Iwerks also took the existing technology of xerography and adapted it to the field of animation. He tinkered with a Xerox camera and eventually was able to design a device that would transfer animators’ drawings directly onto the animation cels as opposed to having each one individually hand-inked. This process was first used for the production of One Hundred and One Dalmatians, and it reportedly saved the Disney studios quite a bit of money that would have been spent trying to animate all of those multi-spotted dogs!

Not all of Iwerks’ time was spent working on films, however. In the 1960s, he joined what would later become the Disney Imagineering department, working on Disney theme park attractions such as “Pirates of the Caribbean” and “It’s a Small World.”

From animator to studio head to technical wizard, Ub Iwerks had a long, productive, and innovative career. By the time he passed away in 1971, at the age of seventy, he had secured his position as one of the true pioneers of modern animation. In recent years, his contributions have become even more well-known, and his role in elevating the House of Mouse to its storied heights has been recognized by the Disney company itself, which inducted Iwerks into its “Legends” hall of fame in 1989. Ub’s son, Don Iwerks, followed in his footsteps as a technical wizard in his own right, working for Disney for more than thirty-five years (and becoming a Legend himself in 2009).

Even though Walt and Ub’s friendship never recovered from Ub’s move towards independence in 1930, the two men truly comprised a partnership that was made in cinematic heaven. Each respected the other for what he could do, and each allowed the other to aspire to greatness. Though Iwerks was content to remain in the background in his later years, leaving the showmanship to Disney, his contributions were nonetheless vitally important to the development of the Walt Disney Company as a force to be reckoned with.

5 thoughts on “Pioneers of Animation: Ub Iwerks (The Later Years)

  1. Really a great article on Iwerks contribution to animation and other techincal aspects of film making. It is a shame he is not as well known by the American people as Walt Disney is.

    • Thanks, Kim! I hope that with the growing attention toward old-school Disney characters like Oswald the Lucky Rabbit, the contributions of Iwerks will receive renewed attention.

  2. Love that notion of Iwerks creating a camera from used car parts – he sounds like he was a real DIY-er!

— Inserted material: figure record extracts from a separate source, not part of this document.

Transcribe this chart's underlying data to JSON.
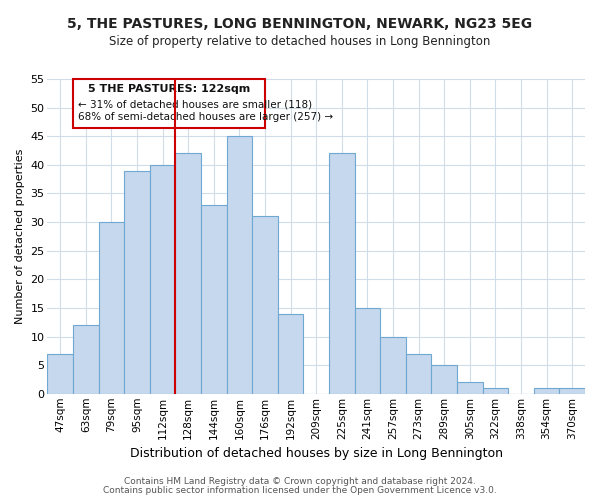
{
  "title": "5, THE PASTURES, LONG BENNINGTON, NEWARK, NG23 5EG",
  "subtitle": "Size of property relative to detached houses in Long Bennington",
  "xlabel": "Distribution of detached houses by size in Long Bennington",
  "ylabel": "Number of detached properties",
  "bar_color": "#c5d8ee",
  "bar_edge_color": "#6fa8d0",
  "categories": [
    "47sqm",
    "63sqm",
    "79sqm",
    "95sqm",
    "112sqm",
    "128sqm",
    "144sqm",
    "160sqm",
    "176sqm",
    "192sqm",
    "209sqm",
    "225sqm",
    "241sqm",
    "257sqm",
    "273sqm",
    "289sqm",
    "305sqm",
    "322sqm",
    "338sqm",
    "354sqm",
    "370sqm"
  ],
  "values": [
    7,
    12,
    30,
    39,
    40,
    42,
    33,
    45,
    31,
    14,
    0,
    42,
    15,
    10,
    7,
    5,
    2,
    1,
    0,
    1,
    1
  ],
  "ylim": [
    0,
    55
  ],
  "yticks": [
    0,
    5,
    10,
    15,
    20,
    25,
    30,
    35,
    40,
    45,
    50,
    55
  ],
  "annotation_title": "5 THE PASTURES: 122sqm",
  "annotation_line1": "← 31% of detached houses are smaller (118)",
  "annotation_line2": "68% of semi-detached houses are larger (257) →",
  "vline_color": "#cc0000",
  "annotation_box_color": "#ffffff",
  "annotation_box_edge_color": "#cc0000",
  "footer1": "Contains HM Land Registry data © Crown copyright and database right 2024.",
  "footer2": "Contains public sector information licensed under the Open Government Licence v3.0.",
  "grid_color": "#d0dce8",
  "background_color": "#ffffff",
  "title_fontsize": 10,
  "subtitle_fontsize": 8.5,
  "xlabel_fontsize": 9,
  "ylabel_fontsize": 8,
  "tick_fontsize": 7.5,
  "ytick_fontsize": 8
}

    One thing I’ve noticed about early 30s sound cartoons is how much more musically-based they are; they incorporate music quite closely with their action, with dance-like movements and more of a sense of how fluid and changeable the animation shapes are. Later cartoons seemed to rely more on the wisecrack and violence. Wonder what effected such a shift.

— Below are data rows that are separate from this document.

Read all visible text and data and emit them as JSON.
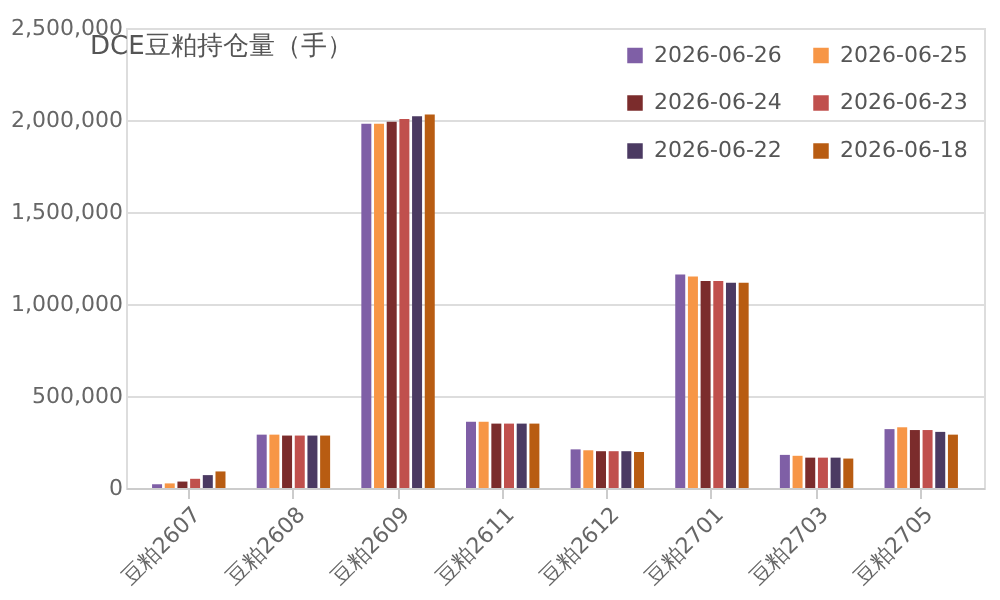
{
  "chart_data": {
    "type": "bar",
    "title": "DCE豆粕持仓量（手）",
    "categories": [
      "豆粕2607",
      "豆粕2608",
      "豆粕2609",
      "豆粕2611",
      "豆粕2612",
      "豆粕2701",
      "豆粕2703",
      "豆粕2705"
    ],
    "series": [
      {
        "name": "2026-06-26",
        "color": "#7f5fa6",
        "values": [
          20000,
          290000,
          1980000,
          360000,
          210000,
          1160000,
          180000,
          320000
        ]
      },
      {
        "name": "2026-06-25",
        "color": "#f79646",
        "values": [
          25000,
          290000,
          1980000,
          360000,
          205000,
          1150000,
          175000,
          330000
        ]
      },
      {
        "name": "2026-06-24",
        "color": "#7b2c2c",
        "values": [
          35000,
          285000,
          1990000,
          350000,
          200000,
          1125000,
          165000,
          315000
        ]
      },
      {
        "name": "2026-06-23",
        "color": "#c0504d",
        "values": [
          50000,
          285000,
          2005000,
          350000,
          200000,
          1125000,
          165000,
          315000
        ]
      },
      {
        "name": "2026-06-22",
        "color": "#4b3a62",
        "values": [
          70000,
          285000,
          2020000,
          350000,
          200000,
          1115000,
          165000,
          305000
        ]
      },
      {
        "name": "2026-06-18",
        "color": "#b85c12",
        "values": [
          90000,
          285000,
          2030000,
          350000,
          195000,
          1115000,
          160000,
          290000
        ]
      }
    ],
    "ylim": [
      0,
      2500000
    ],
    "yticks": [
      0,
      {
        "value": 500000,
        "label": "500,000"
      },
      {
        "value": 1000000,
        "label": "1,000,000"
      },
      {
        "value": 1500000,
        "label": "1,500,000"
      },
      {
        "value": 2000000,
        "label": "2,000,000"
      },
      {
        "value": 2500000,
        "label": "2,500,000"
      }
    ],
    "grid": "y",
    "legend": "top right"
  }
}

    • I don’t really have a “real” answer to that, but I would venture to guess that, as animation grew more sophisticated, and film styles shifted to more witty and screwball types of comedy, the animated shorts evolved to reflect the themes of the popular films at the time. When sound films first debuted, the filmmakers really focused on the spectacle–as in, “Let’s cram as many musical numbers as we can into this 80-minute film and choreograph elaborate dance numbers to highlight the fact that we can HEAR the MUSIC!” Interactions between the characters weren’t as important as the “show” aspect. But that didn’t last, because audiences wanted to see more than that–and maybe the same thing happened with animation? Like, “How many times can we show dancing trees and skeletons swaying to the music and still keep the audience’s attention?”